Aucun de ces gestionnaires d’actifs n’a mis en œuvre de politiques visant à freiner leur soutien à l’expansion des combustibles fossiles. L’organisation à but non lucratif Reclaim Finance a récemment publié un rapport qui révèle que les 30 principaux gestionnaires d’actifs ont investi au moins 550 milliards de dollars dans des sociétés pétrolières, gazières et charbonnières qui prévoient d’accroître leur production.
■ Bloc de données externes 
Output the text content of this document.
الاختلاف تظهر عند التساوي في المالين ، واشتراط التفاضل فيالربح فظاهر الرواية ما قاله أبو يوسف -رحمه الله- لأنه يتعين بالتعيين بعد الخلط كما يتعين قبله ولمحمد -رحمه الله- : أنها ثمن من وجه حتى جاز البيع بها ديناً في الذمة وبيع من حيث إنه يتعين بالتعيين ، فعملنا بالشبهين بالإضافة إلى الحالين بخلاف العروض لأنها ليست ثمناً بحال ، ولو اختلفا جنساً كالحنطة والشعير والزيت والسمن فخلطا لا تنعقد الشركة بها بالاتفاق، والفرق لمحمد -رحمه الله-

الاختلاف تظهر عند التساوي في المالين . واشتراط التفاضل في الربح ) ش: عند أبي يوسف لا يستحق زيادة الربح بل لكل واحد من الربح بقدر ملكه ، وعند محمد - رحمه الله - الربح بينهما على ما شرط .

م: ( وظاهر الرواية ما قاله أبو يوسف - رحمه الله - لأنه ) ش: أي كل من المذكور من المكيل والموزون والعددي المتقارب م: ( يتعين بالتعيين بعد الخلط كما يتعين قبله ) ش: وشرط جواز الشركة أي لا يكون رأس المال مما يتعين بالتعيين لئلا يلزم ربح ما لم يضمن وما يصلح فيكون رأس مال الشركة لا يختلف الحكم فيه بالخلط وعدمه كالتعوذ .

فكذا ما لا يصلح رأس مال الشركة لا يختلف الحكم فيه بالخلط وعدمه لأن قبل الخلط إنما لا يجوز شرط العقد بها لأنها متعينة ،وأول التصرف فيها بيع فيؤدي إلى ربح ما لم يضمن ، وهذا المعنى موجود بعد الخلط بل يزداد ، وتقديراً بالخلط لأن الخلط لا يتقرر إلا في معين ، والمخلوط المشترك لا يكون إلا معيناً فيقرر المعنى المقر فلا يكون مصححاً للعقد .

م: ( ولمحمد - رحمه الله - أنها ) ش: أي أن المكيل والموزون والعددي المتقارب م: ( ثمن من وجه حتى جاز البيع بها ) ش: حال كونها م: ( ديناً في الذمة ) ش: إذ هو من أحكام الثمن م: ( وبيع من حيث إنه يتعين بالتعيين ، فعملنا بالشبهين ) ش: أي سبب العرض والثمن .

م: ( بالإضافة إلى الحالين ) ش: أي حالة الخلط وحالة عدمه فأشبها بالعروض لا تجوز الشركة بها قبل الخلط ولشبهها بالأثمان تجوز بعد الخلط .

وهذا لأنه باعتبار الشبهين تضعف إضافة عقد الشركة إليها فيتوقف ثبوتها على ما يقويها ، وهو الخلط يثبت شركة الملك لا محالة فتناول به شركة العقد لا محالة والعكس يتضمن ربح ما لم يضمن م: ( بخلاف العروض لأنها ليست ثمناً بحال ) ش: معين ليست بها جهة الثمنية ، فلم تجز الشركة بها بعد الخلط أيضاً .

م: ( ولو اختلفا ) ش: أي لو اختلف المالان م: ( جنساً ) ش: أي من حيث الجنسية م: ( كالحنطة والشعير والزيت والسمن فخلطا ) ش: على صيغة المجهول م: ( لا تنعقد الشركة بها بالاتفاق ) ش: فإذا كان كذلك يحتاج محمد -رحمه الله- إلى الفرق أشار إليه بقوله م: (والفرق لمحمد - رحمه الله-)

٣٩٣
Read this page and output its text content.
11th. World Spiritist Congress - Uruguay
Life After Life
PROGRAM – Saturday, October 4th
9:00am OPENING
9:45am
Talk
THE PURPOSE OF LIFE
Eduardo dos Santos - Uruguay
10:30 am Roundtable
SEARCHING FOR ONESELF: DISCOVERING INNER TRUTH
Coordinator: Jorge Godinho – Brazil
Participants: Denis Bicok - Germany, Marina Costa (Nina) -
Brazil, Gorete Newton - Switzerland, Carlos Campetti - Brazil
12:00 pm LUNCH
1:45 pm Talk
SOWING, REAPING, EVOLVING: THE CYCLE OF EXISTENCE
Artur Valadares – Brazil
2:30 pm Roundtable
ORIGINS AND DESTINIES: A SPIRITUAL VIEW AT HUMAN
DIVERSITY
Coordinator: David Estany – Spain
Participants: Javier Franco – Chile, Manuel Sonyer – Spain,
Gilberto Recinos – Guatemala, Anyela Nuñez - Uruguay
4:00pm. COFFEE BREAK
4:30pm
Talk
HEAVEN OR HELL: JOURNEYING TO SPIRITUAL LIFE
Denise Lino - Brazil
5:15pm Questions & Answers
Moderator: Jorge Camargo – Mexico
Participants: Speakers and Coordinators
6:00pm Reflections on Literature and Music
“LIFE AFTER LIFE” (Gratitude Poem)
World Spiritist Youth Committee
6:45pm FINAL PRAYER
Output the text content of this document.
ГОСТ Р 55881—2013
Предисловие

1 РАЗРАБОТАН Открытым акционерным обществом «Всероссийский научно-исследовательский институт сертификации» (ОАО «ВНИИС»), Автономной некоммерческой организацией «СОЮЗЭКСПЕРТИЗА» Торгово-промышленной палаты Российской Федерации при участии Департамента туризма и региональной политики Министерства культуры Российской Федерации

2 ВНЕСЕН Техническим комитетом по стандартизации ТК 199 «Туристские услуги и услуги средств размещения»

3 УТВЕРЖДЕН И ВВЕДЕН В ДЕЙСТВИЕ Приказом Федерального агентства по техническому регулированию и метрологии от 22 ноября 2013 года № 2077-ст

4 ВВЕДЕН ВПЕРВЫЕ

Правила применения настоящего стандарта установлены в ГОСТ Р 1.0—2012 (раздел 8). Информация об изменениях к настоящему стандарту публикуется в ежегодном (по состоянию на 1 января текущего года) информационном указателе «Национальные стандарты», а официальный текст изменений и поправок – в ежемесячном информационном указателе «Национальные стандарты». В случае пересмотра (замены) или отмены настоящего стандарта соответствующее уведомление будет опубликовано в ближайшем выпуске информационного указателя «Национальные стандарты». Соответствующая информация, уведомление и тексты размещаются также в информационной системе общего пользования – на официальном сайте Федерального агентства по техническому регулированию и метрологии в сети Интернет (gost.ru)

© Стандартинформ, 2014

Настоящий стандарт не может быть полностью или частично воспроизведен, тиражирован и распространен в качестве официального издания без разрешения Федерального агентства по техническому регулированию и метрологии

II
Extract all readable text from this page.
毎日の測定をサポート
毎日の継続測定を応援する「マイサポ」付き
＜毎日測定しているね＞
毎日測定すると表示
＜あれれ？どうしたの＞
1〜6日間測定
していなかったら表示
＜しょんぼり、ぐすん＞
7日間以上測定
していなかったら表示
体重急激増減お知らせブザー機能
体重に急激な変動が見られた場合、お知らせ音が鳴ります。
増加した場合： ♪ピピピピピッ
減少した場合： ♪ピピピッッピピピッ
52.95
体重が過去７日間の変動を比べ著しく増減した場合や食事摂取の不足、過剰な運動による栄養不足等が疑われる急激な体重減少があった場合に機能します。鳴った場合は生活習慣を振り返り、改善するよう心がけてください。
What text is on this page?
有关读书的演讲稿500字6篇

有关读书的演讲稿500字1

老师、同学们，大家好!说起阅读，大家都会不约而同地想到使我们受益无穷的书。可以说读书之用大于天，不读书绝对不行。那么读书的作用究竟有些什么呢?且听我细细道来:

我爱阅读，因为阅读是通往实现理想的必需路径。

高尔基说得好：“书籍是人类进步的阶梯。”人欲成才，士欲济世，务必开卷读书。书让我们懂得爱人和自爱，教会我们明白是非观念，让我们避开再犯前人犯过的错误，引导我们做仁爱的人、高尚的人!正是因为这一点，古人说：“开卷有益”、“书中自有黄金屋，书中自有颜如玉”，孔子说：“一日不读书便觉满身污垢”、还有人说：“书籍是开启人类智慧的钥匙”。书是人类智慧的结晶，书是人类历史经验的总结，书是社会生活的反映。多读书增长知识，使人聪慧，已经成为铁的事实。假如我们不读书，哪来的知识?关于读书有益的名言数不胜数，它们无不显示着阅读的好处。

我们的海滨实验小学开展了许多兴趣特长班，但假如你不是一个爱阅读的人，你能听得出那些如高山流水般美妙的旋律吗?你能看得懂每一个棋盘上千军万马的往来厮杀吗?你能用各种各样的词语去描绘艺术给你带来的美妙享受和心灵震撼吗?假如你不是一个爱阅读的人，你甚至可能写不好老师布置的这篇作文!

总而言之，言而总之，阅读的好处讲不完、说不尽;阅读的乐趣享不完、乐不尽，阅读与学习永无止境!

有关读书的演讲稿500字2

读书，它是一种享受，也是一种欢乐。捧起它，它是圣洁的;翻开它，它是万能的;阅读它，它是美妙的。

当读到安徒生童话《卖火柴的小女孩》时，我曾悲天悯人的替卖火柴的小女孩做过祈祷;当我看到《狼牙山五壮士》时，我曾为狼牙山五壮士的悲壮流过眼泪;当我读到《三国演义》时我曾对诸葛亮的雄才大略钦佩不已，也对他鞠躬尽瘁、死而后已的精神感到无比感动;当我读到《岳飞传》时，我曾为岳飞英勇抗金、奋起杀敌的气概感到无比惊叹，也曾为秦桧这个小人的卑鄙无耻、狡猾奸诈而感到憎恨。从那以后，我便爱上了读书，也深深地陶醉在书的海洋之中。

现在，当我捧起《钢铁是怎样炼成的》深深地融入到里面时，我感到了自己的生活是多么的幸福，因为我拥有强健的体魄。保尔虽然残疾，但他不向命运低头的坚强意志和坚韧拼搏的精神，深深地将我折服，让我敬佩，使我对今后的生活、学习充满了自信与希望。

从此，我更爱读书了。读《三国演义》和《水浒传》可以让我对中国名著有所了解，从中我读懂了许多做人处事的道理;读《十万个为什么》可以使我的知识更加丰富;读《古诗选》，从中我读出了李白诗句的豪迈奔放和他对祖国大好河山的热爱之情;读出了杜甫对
Mais une autre force puissante s’active pour rallier les actionnaires à voter pour l’action climatique – les fonds de pension, qui sont les principaux actionnaires institutionnels des banques. Le contrôleur de l’État de New York, Tom DiNapoli, qui gère le régime de retraite des fonctionnaires de son État, a déposé au début du mois un avis auprès de la Securities and Exchange Commission (commission des opérations de bourse) pour inciter d’autres fonds de pension et investisseurs institutionnels à voter en faveur des résolutions sur le climat dans les grandes banques.

“Toutes ces institutions financières ont pris des engagements nets zéro”, indique le document, “mais pour que ces engagements soient crédibles, elles doivent adopter des politiques qui éliminent le financement de la nouvelle exploration et du développement des combustibles fossiles.”